More school cooperation
Agreed A2...I think that the town and the university are more reliant on each other than either would like to to admit.
That being said, when I moved here for graduate school 3 1/2 years ago, I did start to notice a very real "ivory tower" perception of the university from the rest of SM citizens. I know that the TSU administrators are not guilt free when considering the source of this disgruntlement. This general view may be part of the reason that the high school has such poor graduation and continuation to college rates. Usually in towns with universities, you get the exact opposite. Based on my experience, people in college towns generally grow up expecting to go to college because it just seems like the natural next step.
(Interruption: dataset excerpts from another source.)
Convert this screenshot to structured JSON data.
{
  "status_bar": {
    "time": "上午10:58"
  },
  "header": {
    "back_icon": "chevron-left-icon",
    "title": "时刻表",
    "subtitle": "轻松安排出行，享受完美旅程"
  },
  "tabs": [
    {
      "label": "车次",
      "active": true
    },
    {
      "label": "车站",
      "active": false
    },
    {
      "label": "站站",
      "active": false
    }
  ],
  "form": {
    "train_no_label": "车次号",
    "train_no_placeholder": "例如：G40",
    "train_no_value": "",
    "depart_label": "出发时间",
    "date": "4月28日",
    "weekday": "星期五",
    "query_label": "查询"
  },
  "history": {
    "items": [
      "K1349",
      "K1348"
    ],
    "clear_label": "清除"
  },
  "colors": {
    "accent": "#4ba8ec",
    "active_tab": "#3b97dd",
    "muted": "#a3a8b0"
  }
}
I love the Bobcat Build program and think that is a valuable step in the right direction. I can think of so many more things, though. For example, in the city in Kansas where I got my first degree, my department (Biology) jumped at the opportunity to cooperate with the middle school teachers to have a fun science field day for 7th and 8th graders. It was first organized when I was a junior and still, every spring, the middle school students are bussed out to a plot of tallgrass prairie land that is owned and managed by the university biology department for one day. Professors, grad students, and undergrads volunteer their time to set up and lead different science-related stations (e.g. GPS, animal track casts, physics rockets and sound waves, etc) that the students visit in groups throughout the day. The students have a blast and are reportedly left with an improved interest in science. This also leads to friendly relations between the community and university because parents and kids appreciate the attention and opportunities. I could totally see something like this working here with the River and Aquarena Center biology faculty and students. Also, my old university regularly invited grade schoolers to come to campus for various activities (e.g. library "fun" days, plays, planetarium shows, museum viewings, etc.). I think this type of interplay is essential to building a solid, amiable relationship between the community and university.